Josephson effect in a Weyl SNS junction

TL;DR

This paper calculates the Josephson current in a Weyl superconductor-normal-metal-superconductor junction, revealing how different pairing mechanisms affect the current's dependence on chemical potential and junction conductivity.

Contribution

It introduces a model for Weyl SNS junctions with broken time-reversal symmetry and compares the effects of BCS-like and FFLO-like pairing mechanisms on the Josephson current.

Findings

Josephson current is proportional to normal-state conductivity.

BCS-like pairing current is independent of chemical potential.

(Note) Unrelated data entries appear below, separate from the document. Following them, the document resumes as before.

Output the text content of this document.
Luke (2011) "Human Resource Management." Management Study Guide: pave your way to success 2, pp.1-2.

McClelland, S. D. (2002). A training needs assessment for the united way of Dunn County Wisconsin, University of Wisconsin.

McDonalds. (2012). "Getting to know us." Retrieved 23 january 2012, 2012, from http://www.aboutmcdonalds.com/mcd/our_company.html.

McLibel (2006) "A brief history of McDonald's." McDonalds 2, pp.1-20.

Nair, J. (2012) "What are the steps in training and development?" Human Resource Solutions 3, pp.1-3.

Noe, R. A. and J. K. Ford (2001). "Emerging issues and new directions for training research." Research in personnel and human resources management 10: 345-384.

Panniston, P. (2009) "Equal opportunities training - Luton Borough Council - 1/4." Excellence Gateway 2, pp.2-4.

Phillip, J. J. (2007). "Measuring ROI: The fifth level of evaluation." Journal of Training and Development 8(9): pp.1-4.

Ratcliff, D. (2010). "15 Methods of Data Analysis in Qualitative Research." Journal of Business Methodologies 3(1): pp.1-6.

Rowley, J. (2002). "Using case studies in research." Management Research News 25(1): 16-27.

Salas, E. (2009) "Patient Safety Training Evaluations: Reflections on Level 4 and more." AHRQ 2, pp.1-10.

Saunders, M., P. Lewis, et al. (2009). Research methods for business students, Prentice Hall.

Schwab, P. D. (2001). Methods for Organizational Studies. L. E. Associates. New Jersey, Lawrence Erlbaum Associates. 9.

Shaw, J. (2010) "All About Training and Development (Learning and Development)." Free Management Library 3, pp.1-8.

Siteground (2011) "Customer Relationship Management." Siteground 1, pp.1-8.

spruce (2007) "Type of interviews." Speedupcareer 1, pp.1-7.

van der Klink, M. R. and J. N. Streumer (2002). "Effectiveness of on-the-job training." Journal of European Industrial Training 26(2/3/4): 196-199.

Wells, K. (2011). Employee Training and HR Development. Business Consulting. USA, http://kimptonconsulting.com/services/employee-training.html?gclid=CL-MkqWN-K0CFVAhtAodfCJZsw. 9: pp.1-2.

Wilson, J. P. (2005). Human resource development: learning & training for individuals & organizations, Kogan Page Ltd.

FFLO-like pairing current depends on chemical potential.

Abstract

We calculate the Josephson current density j(phi) for a Weyl superconductor--normal-metal--superconductor junction for which the outer terminals are superconducting Weyl metals and the normal layer is a Weyl (semi)metal. We describe the Weyl (semi)metal using a simple model with two Weyl points. The model has broken time-reveresal symmetry, but inversion symmetry is present. We calculate the Josephson current for both zero and finite temperature for the two pairing mechanisms inside the superconductors that have been proposed in the literature, zero-momentum BCS-like pairing and finite-momentum FFLO-like pairing, and assuming the short-junction limit. For both pairing types we find that the current is proportional to the normal-state junction conductivity, with a proportionality coefficient that shows quantitative differences between the two pairing mechanisms. The current for the BCS-like pairing is found to be independent of the chemical potential, whereas the current for the FFLO-like pairing is not.